Alain Delon voue admiration et respect envers Jean Gabin, le « patron », qui reconnaît à l’issue du tournage : « Non seulement Delon en a dans le ventre, mais il est un authentique professionnel. » Cette « caution Gabin » est une reconnaissance de poids pour l’acteur. Les partenaires se retrouvent six ans plus tard pour un autre grand film d’Henri Verneuil : Le Clan des Siciliens, avec Lino Ventura, puis en 1973 dans Deux hommes dans la ville de José Giovanni (1973).
Cette époque est marquée par une autre rencontre décisive : Jean-Pierre Melville. Dans Le Samouraï (1967), Alain Delon interprète un tueur à gages taiseux et hiératique, un rôle taillé sur mesure. « Ce film ressemble tellement à Delon : rôle muet, complètement narcissique, où il ne se passe pratiquement rien, Delon reste une heure devant sa glace à rectifier la position de son chapeau ! Ça avait un charme fou, c’était un film fascinant. C’était une analyse extraordinaire de ces deux hommes, un portrait Melville - Delon formidable » estime Bertrand Blier, qui le dirige plus tard dans Notre histoire, aux côtés de Nathalie Baye, pour lequel Alain Delon obtient le César du Meilleur acteur en 1985.
Comme avec Clément et Visconti, une relation de maître et de disciple se noue entre le cinéaste et l’acteur. Melville se souvient dans un entretien accordé à Rui Nogueira : « Sur le tournage, nous nous adressâmes très peu la parole. Trop occupés à nous déchiffrer. Il y avait pourtant avant chaque scène de courtes conversations à voix basse, dont je me rappelle la musique et la magie. Nous avions l’attente, la complicité mystérieuse. Ce sont des bonheurs rares pour un metteur en scène comme pour un acteur. »

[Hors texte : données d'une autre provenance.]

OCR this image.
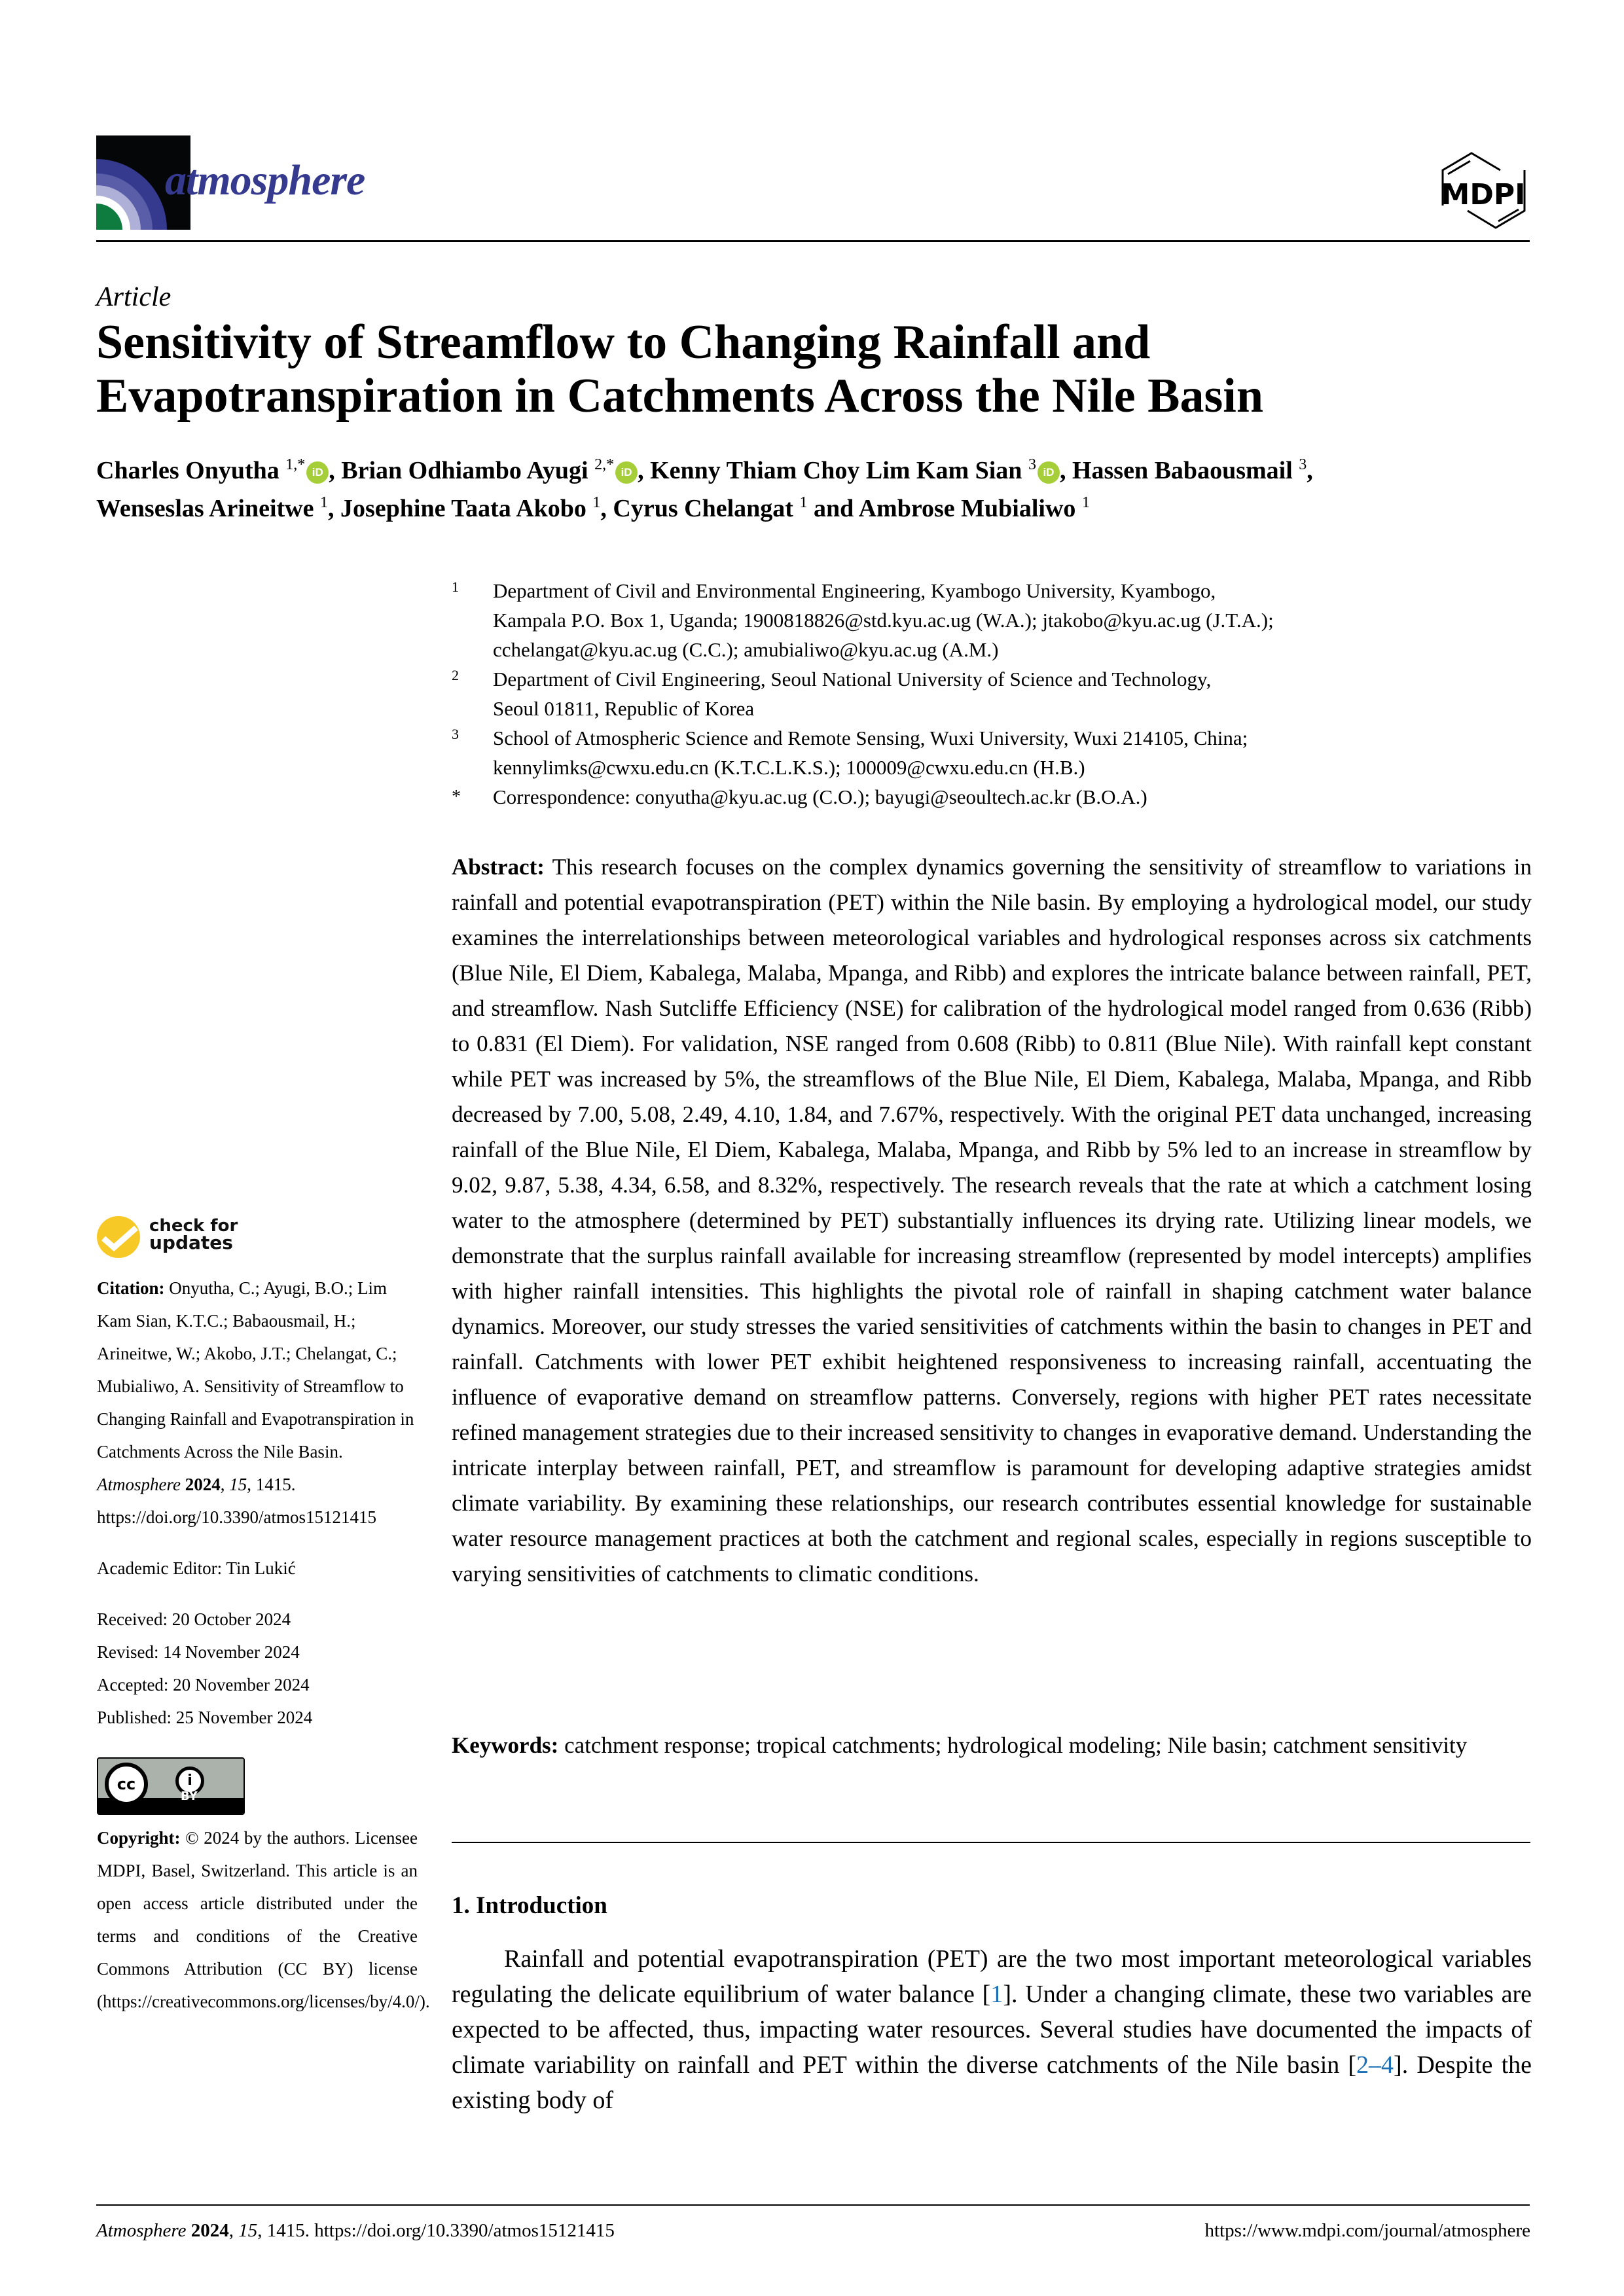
atmosphere	MDPI
Article
Sensitivity of Streamflow to Changing Rainfall and
Evapotranspiration in Catchments Across the Nile Basin
Charles Onyutha $^{1,*}$ iD , Brian Odhiambo Ayugi $^{2,*}$ iD , Kenny Thiam Choy Lim Kam Sian $^3$ iD , Hassen Babaousmail $^3$,
Wenseslas Arineitwe $^1$, Josephine Taata Akobo $^1$, Cyrus Chelangat $^1$ and Ambrose Mubialiwo $^1$
1 Department of Civil and Environmental Engineering, Kyambogo University, Kyambogo,
Kampala P.O. Box 1, Uganda; 1900818826@std.kyu.ac.ug (W.A.); jtakobo@kyu.ac.ug (J.T.A.);
cchelangat@kyu.ac.ug (C.C.); amubialiwo@kyu.ac.ug (A.M.)
2 Department of Civil Engineering, Seoul National University of Science and Technology,
Seoul 01811, Republic of Korea
3 School of Atmospheric Science and Remote Sensing, Wuxi University, Wuxi 214105, China;
kennylimks@cwxu.edu.cn (K.T.C.L.K.S.); 100009@cwxu.edu.cn (H.B.)
* Correspondence: conyutha@kyu.ac.ug (C.O.); bayugi@seoultech.ac.kr (B.O.A.)
check for
updates

Citation: Onyutha, C.; Ayugi, B.O.; Lim Kam Sian, K.T.C.; Babaousmail, H.; Arineitwe, W.; Akobo, J.T.; Chelangat, C.; Mubialiwo, A. Sensitivity of Streamflow to Changing Rainfall and Evapotranspiration in Catchments Across the Nile Basin. Atmosphere 2024, 15, 1415. https://doi.org/10.3390/atmos15121415

Academic Editor: Tin Lukić

Received: 20 October 2024

Revised: 14 November 2024

Accepted: 20 November 2024

Published: 25 November 2024

cc	i
BY

Copyright: © 2024 by the authors. Licensee MDPI, Basel, Switzerland. This article is an open access article distributed under the terms and conditions of the Creative Commons Attribution (CC BY) license (https://creativecommons.org/licenses/by/4.0/).

Abstract: This research focuses on the complex dynamics governing the sensitivity of streamflow to variations in rainfall and potential evapotranspiration (PET) within the Nile basin. By employing a hydrological model, our study examines the interrelationships between meteorological variables and hydrological responses across six catchments (Blue Nile, El Diem, Kabalega, Malaba, Mpanga, and Ribb) and explores the intricate balance between rainfall, PET, and streamflow. Nash Sutcliffe Efficiency (NSE) for calibration of the hydrological model ranged from 0.636 (Ribb) to 0.831 (El Diem). For validation, NSE ranged from 0.608 (Ribb) to 0.811 (Blue Nile). With rainfall kept constant while PET was increased by 5%, the streamflows of the Blue Nile, El Diem, Kabalega, Malaba, Mpanga, and Ribb decreased by 7.00, 5.08, 2.49, 4.10, 1.84, and 7.67%, respectively. With the original PET data unchanged, increasing rainfall of the Blue Nile, El Diem, Kabalega, Malaba, Mpanga, and Ribb by 5% led to an increase in streamflow by 9.02, 9.87, 5.38, 4.34, 6.58, and 8.32%, respectively. The research reveals that the rate at which a catchment losing water to the atmosphere (determined by PET) substantially influences its drying rate. Utilizing linear models, we demonstrate that the surplus rainfall available for increasing streamflow (represented by model intercepts) amplifies with higher rainfall intensities. This highlights the pivotal role of rainfall in shaping catchment water balance dynamics. Moreover, our study stresses the varied sensitivities of catchments within the basin to changes in PET and rainfall. Catchments with lower PET exhibit heightened responsiveness to increasing rainfall, accentuating the influence of evaporative demand on streamflow patterns. Conversely, regions with higher PET rates necessitate refined management strategies due to their increased sensitivity to changes in evaporative demand. Understanding the intricate interplay between rainfall, PET, and streamflow is paramount for developing adaptive strategies amidst climate variability. By examining these relationships, our research contributes essential knowledge for sustainable water resource management practices at both the catchment and regional scales, especially in regions susceptible to varying sensitivities of catchments to climatic conditions.
Keywords: catchment response; tropical catchments; hydrological modeling; Nile basin; catchment sensitivity
1. Introduction
Rainfall and potential evapotranspiration (PET) are the two most important meteorological variables regulating the delicate equilibrium of water balance [1]. Under a changing climate, these two variables are expected to be affected, thus, impacting water resources. Several studies have documented the impacts of climate variability on rainfall and PET within the diverse catchments of the Nile basin [2–4]. Despite the existing body of
Atmosphere 2024, 15, 1415. https://doi.org/10.3390/atmos15121415	https://www.mdpi.com/journal/atmosphere
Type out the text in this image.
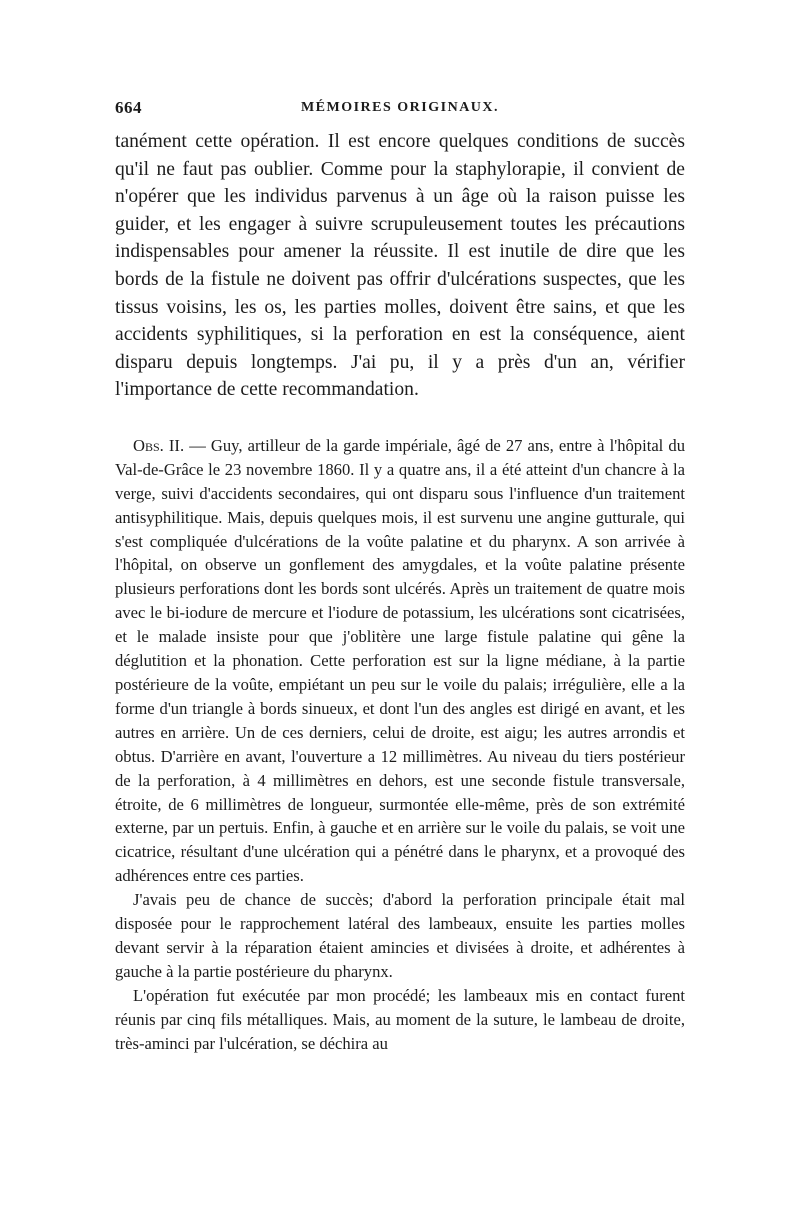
664	MÉMOIRES ORIGINAUX.

tanément cette opération. Il est encore quelques conditions de succès qu'il ne faut pas oublier. Comme pour la staphylorapie, il convient de n'opérer que les individus parvenus à un âge où la raison puisse les guider, et les engager à suivre scrupuleusement toutes les précautions indispensables pour amener la réussite. Il est inutile de dire que les bords de la fistule ne doivent pas offrir d'ulcérations suspectes, que les tissus voisins, les os, les parties molles, doivent être sains, et que les accidents syphilitiques, si la perforation en est la conséquence, aient disparu depuis longtemps. J'ai pu, il y a près d'un an, vérifier l'importance de cette recommandation.

Obs. II. — Guy, artilleur de la garde impériale, âgé de 27 ans, entre à l'hôpital du Val-de-Grâce le 23 novembre 1860. Il y a quatre ans, il a été atteint d'un chancre à la verge, suivi d'accidents secondaires, qui ont disparu sous l'influence d'un traitement antisyphilitique. Mais, depuis quelques mois, il est survenu une angine gutturale, qui s'est compliquée d'ulcérations de la voûte palatine et du pharynx. A son arrivée à l'hôpital, on observe un gonflement des amygdales, et la voûte palatine présente plusieurs perforations dont les bords sont ulcérés. Après un traitement de quatre mois avec le bi-iodure de mercure et l'iodure de potassium, les ulcérations sont cicatrisées, et le malade insiste pour que j'oblitère une large fistule palatine qui gêne la déglutition et la phonation. Cette perforation est sur la ligne médiane, à la partie postérieure de la voûte, empiétant un peu sur le voile du palais; irrégulière, elle a la forme d'un triangle à bords sinueux, et dont l'un des angles est dirigé en avant, et les autres en arrière. Un de ces derniers, celui de droite, est aigu; les autres arrondis et obtus. D'arrière en avant, l'ouverture a 12 millimètres. Au niveau du tiers postérieur de la perforation, à 4 millimètres en dehors, est une seconde fistule transversale, étroite, de 6 millimètres de longueur, surmontée elle-même, près de son extrémité externe, par un pertuis. Enfin, à gauche et en arrière sur le voile du palais, se voit une cicatrice, résultant d'une ulcération qui a pénétré dans le pharynx, et a provoqué des adhérences entre ces parties.

J'avais peu de chance de succès; d'abord la perforation principale était mal disposée pour le rapprochement latéral des lambeaux, ensuite les parties molles devant servir à la réparation étaient amincies et divisées à droite, et adhérentes à gauche à la partie postérieure du pharynx.

L'opération fut exécutée par mon procédé; les lambeaux mis en contact furent réunis par cinq fils métalliques. Mais, au moment de la suture, le lambeau de droite, très-aminci par l'ulcération, se déchira au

Ainsi débute leur collaboration, qui se poursuit jusque dans le milieu des années 1970, avec Le Cercle rouge, dans lequel il campe un truand marseillais face à Yves Montand et André Bourvil, et Un Flic (1972), le dernier film du cinéaste, où l’acteur incarne un inspecteur de police morose, aux côtés de Catherine Deneuve.
Delon producteur
Après une première expérience dans la production en 1964 avec L’Insoumis, d’Alain Cavalier – dans lequel l’acteur joue un déserteur pendant la guerre d’Algérie -, Alain Delon fonde sa propre société, Adel productions, en 1968. Il explique : « J’avais besoin de créer, besoin de faire, mais ce que je voulais, surtout, c’était être le patron et décider de ce que j’allais faire. En étant producteur, je choisissais mes auteurs, mes metteurs en scène, mes acteurs. Je choisissais tout. Je ne suis pas auteur, ni écrivain, c’est comme ça que je compensais, en optant pour des textes de qualité. J’ai produit 27 films si je me souviens bien, parmi lesquels La Piscine, Mort d’un pourri de Georges Lautner ou encore et L’homme pressé d’Edouard Molinaro. Ce n’est pas rien ! »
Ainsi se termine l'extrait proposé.